Here, all of the connection methods were equally bad.  (It would have been interesting to run ping tests at the same time, to see whether TCP congestion control was part of the problem, but I neglected do so.)

Conclusion: good luck, you'll need it

With Web Sockets, a lightly loaded client, a lightly loaded server, a lightly loaded DSL line, and favorable winds, it's possible to get uniformly fast communication between a browser and server.  Disturb any of those conditions, and a latency tail rears up.  Where does that leave us?

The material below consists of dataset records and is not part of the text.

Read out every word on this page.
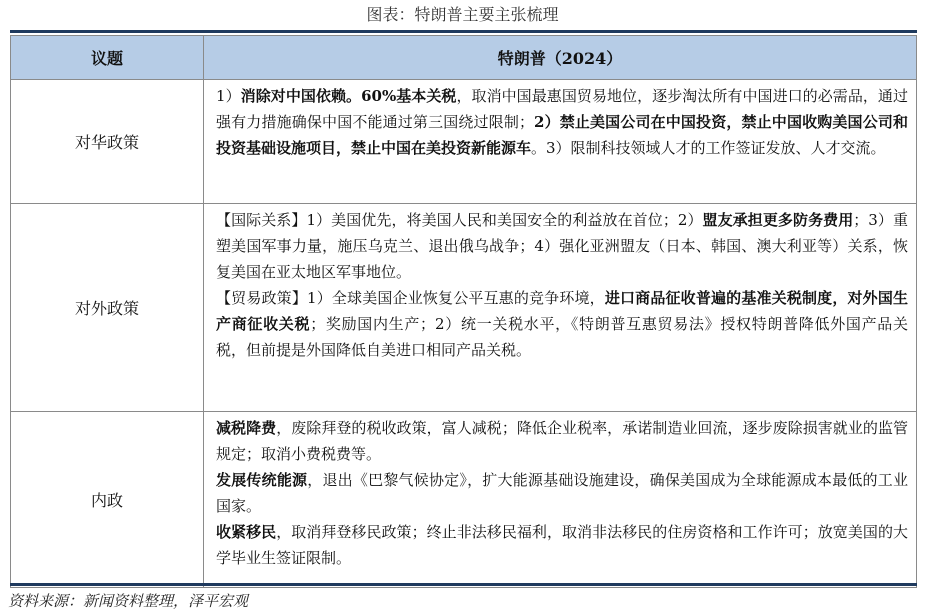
图表：特朗普主要主张梳理
议题	特朗普（2024）
对华政策	1）消除对中国依赖。60%基本关税，取消中国最惠国贸易地位，逐步淘汰所有中国进口的必需品，通过强有力措施确保中国不能通过第三国绕过限制；2）禁止美国公司在中国投资，禁止中国收购美国公司和投资基础设施项目，禁止中国在美投资新能源车。3）限制科技领域人才的工作签证发放、人才交流。

对外政策	【国际关系】1）美国优先，将美国人民和美国安全的利益放在首位；2）盟友承担更多防务费用；3）重塑美国军事力量，施压乌克兰、退出俄乌战争；4）强化亚洲盟友（日本、韩国、澳大利亚等）关系，恢复美国在亚太地区军事地位。

【贸易政策】1）全球美国企业恢复公平互惠的竞争环境，进口商品征收普遍的基准关税制度，对外国生产商征收关税；奖励国内生产；2）统一关税水平，《特朗普互惠贸易法》授权特朗普降低外国产品关税，但前提是外国降低自美进口相同产品关税。

内政	减税降费，废除拜登的税收政策，富人减税；降低企业税率，承诺制造业回流，逐步废除损害就业的监管规定；取消小费税费等。

发展传统能源，退出《巴黎气候协定》，扩大能源基础设施建设，确保美国成为全球能源成本最低的工业国家。

收紧移民，取消拜登移民政策；终止非法移民福利，取消非法移民的住房资格和工作许可；放宽美国的大学毕业生签证限制。

资料来源：新闻资料整理，泽平宏观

In principle, you can control server load.  Of the major browsers, so far only Chrome implements Web Sockets as far as I know.  (Flash provides similar functionality, which I may benchmark for a later post.)  Client load and DSL load are entirely out of our control; the best one might manage is to give feedback to the user.  And, while Google is rumored to have some influence over the weather, when it comes to favorable winds the rest of us just have to hope for the best.